I tried to work him into a position where he could see why the referee did what he did. First off I explained we all miss a goal every now and then, it is especially bad when the shot from the goal area goes out for a throw-in and the words used there are dug from the deepest hole possible and are usually said loud enough to make us feel better. He agreed! When I asked who else heard, he didn't understand...

I had him, what if some of the local footballers who were just learning The Game heard? What if they saw the referee allowed you to say what you did? What would you do as a coach during club youth training days if one of your U-8's said the same thing you did? His expression changed -- he just realized as a footballer he has an obligation to conduct himself as a gentleman on the pitch, especially in front of the youngest spectators. They must see what it is to play The Game.

At that moment we had arrived at the point in Gigi's education where he began to understand what it is to be the referee. The referee has an obligation to The Game and not just to the player. The referee must look at things as the previous two panelists did and determine a course of action to take and they have exactly no time to come up with a solution if they hit the pocket and come out with a card instead of their notebook. The Law says administer the discipline and show the card. Common sense and experience allows us time to think a bit and have a wee chat with whoever it is who said whatever he said. Time is an ally for the referee and time tends to calm things. He can figure out it is his fault as Ref Lacy seems to allude. The referee can, quite legally, do anything he thinks necessary including getting in the ear of the player and using the exact same words ripping him a new one! If the referee does that and the player is beaten into the grass and never in his career utters the same language AND no one else in the stadium heard what either said, justice is done!!! No discipline other than the butt chewing is necessary. Then we arrive at Ref Lacy and what he did, and Ref Mueller and what he did.

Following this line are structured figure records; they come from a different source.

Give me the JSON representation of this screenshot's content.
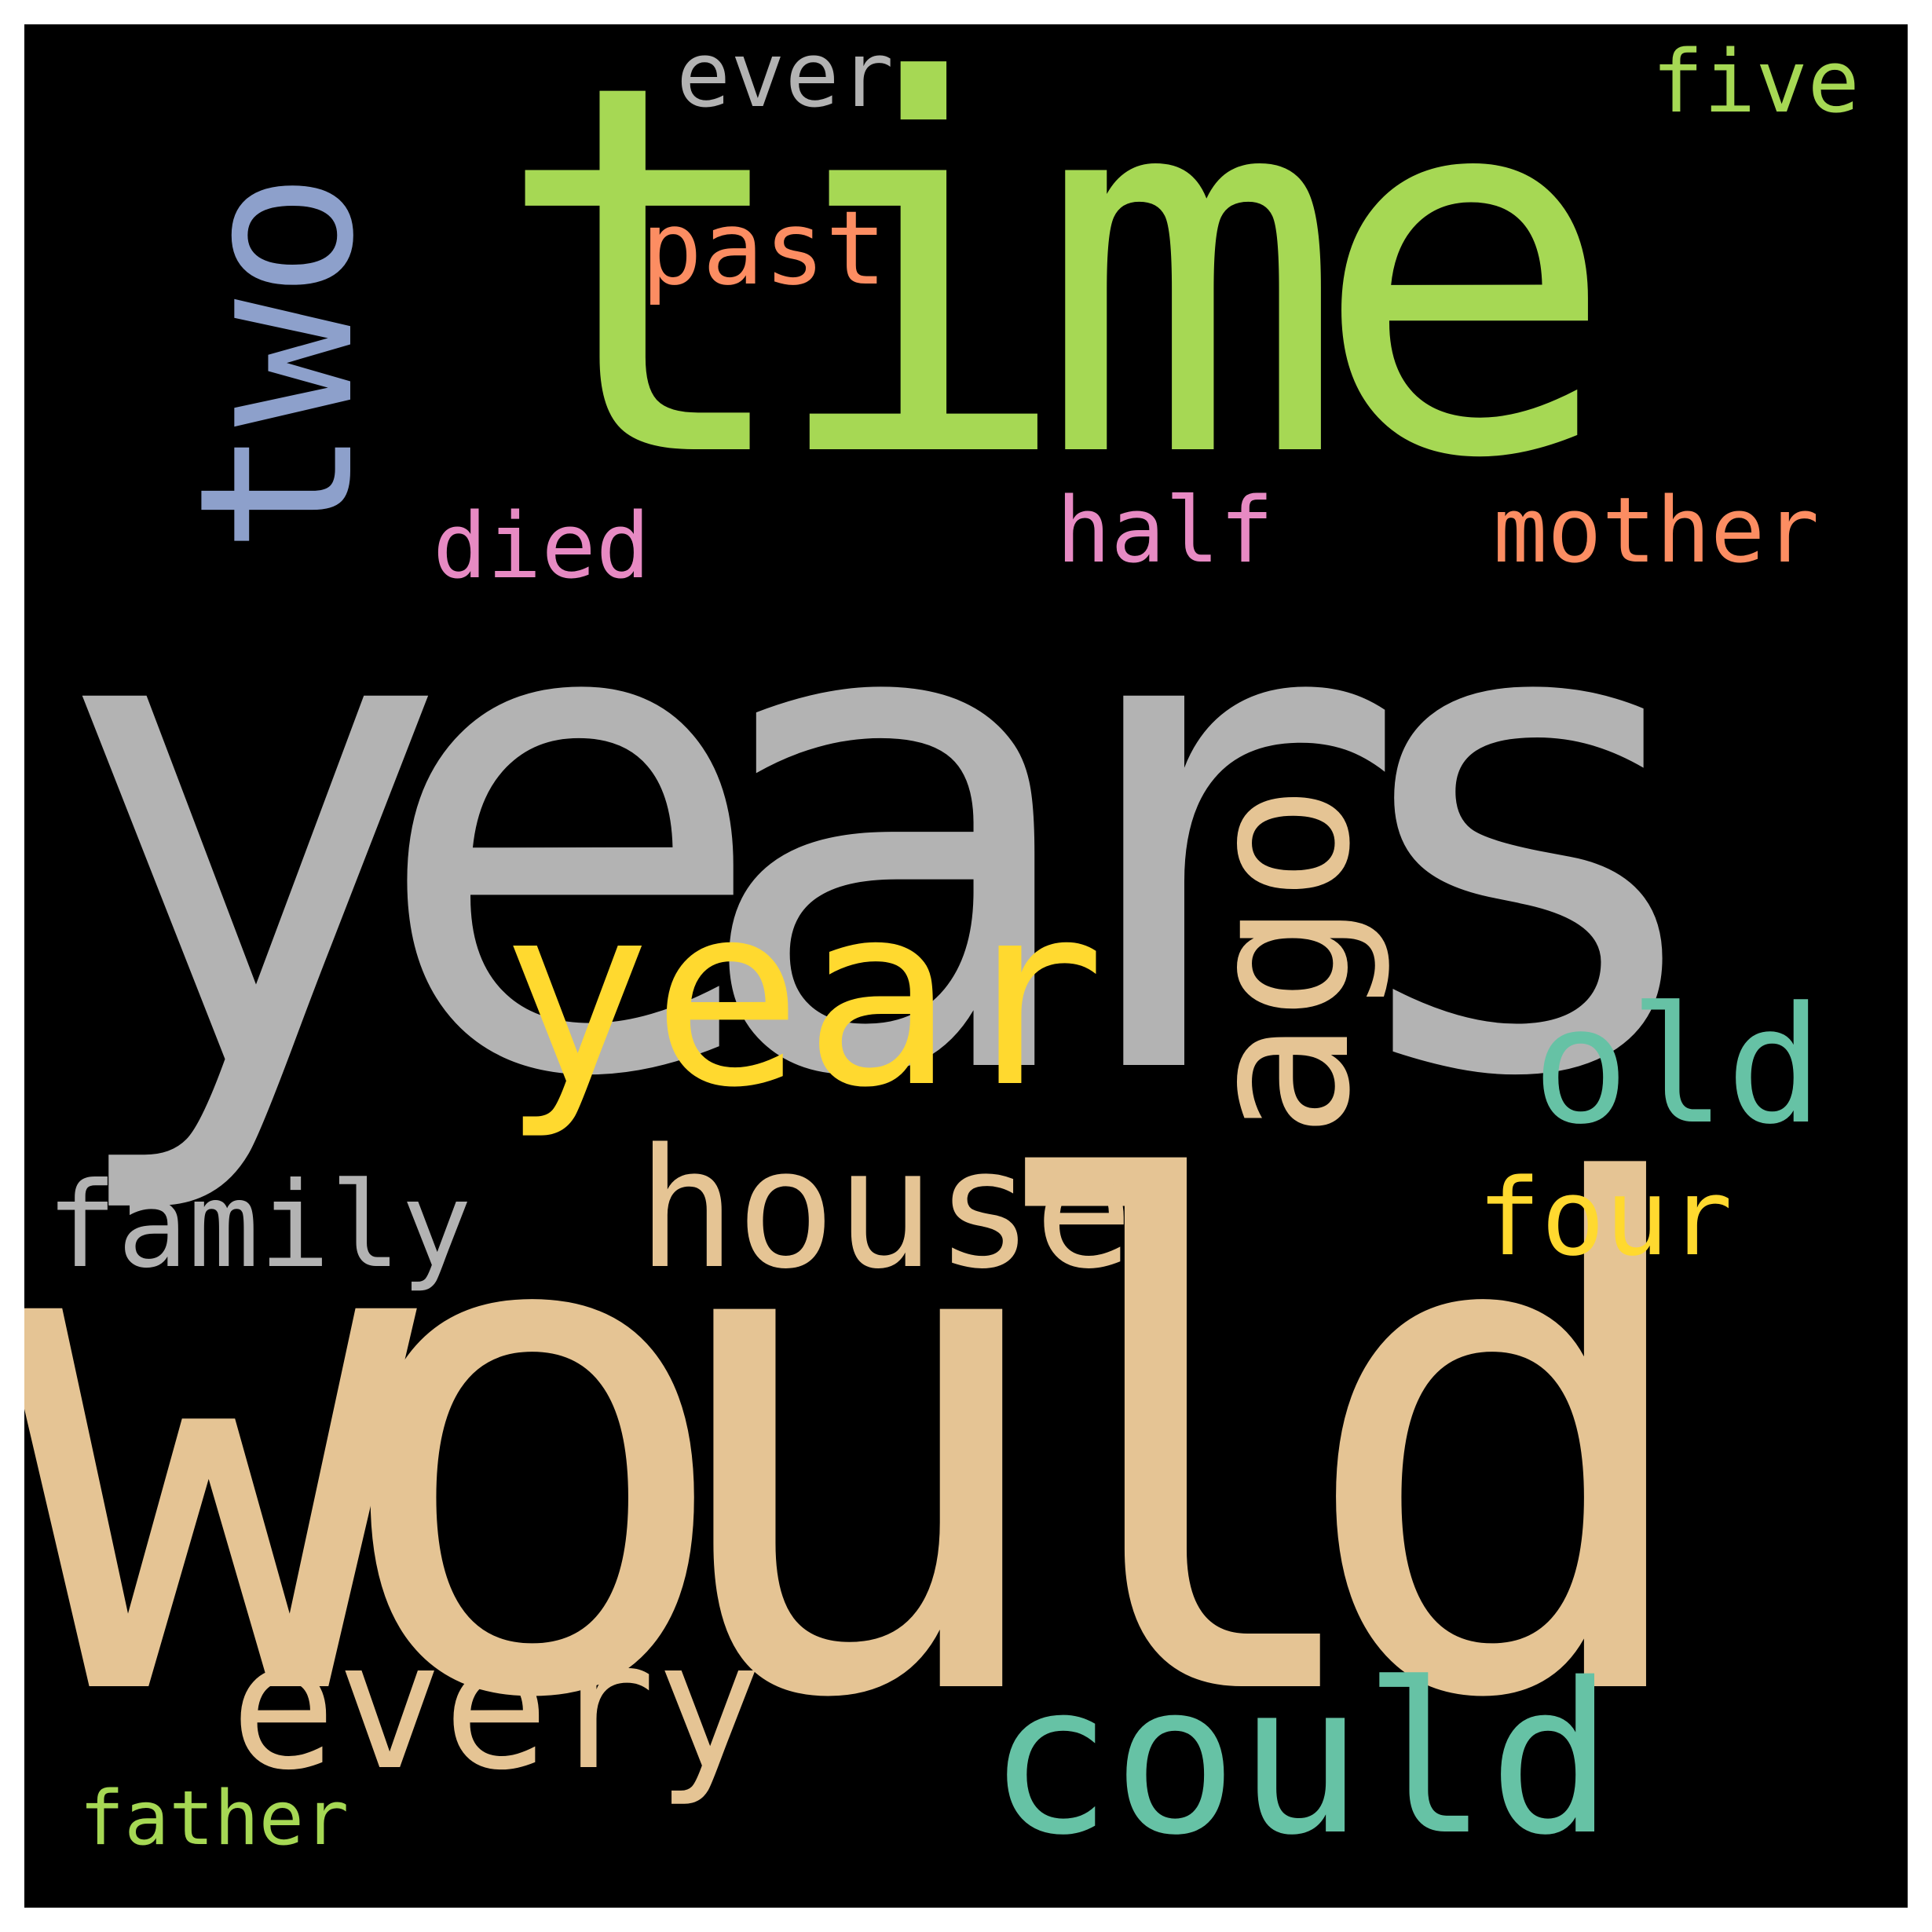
{
  "words": {
    "years": {
      "text": "years",
      "color": "#b3b3b3"
    },
    "would": {
      "text": "would",
      "color": "#e5c494"
    },
    "time": {
      "text": "time",
      "color": "#a6d854"
    },
    "two": {
      "text": "two",
      "color": "#8da0cb"
    },
    "ago": {
      "text": "ago",
      "color": "#e5c494"
    },
    "year": {
      "text": "year",
      "color": "#ffd92f"
    },
    "old": {
      "text": "old",
      "color": "#66c2a5"
    },
    "house": {
      "text": "house",
      "color": "#e5c494"
    },
    "family": {
      "text": "family",
      "color": "#b3b3b3"
    },
    "four": {
      "text": "four",
      "color": "#ffd92f"
    },
    "every": {
      "text": "every",
      "color": "#e5c494"
    },
    "could": {
      "text": "could",
      "color": "#66c2a5"
    },
    "father": {
      "text": "father",
      "color": "#a6d854"
    },
    "past": {
      "text": "past",
      "color": "#fc8d62"
    },
    "ever": {
      "text": "ever",
      "color": "#b3b3b3"
    },
    "five": {
      "text": "five",
      "color": "#a6d854"
    },
    "died": {
      "text": "died",
      "color": "#e78ac3"
    },
    "half": {
      "text": "half",
      "color": "#e78ac3"
    },
    "mother": {
      "text": "mother",
      "color": "#fc8d62"
    }
  },
  "background_color": "#000000",
  "frame_color": "#ffffff"
}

Bottom line, was it Public, Personal and Provocative? Was what was said something intolerable, objectionable or was it something easily dealt with at the personal level. Only the referee at the pointy end of the spear is going to know what needs to be done at that instant. The player is wise never to allow a humming bird brain overload an alligator mouth because doing so always puts him in a position where someone else is going to get involved and that someone else has a red and a yellow card.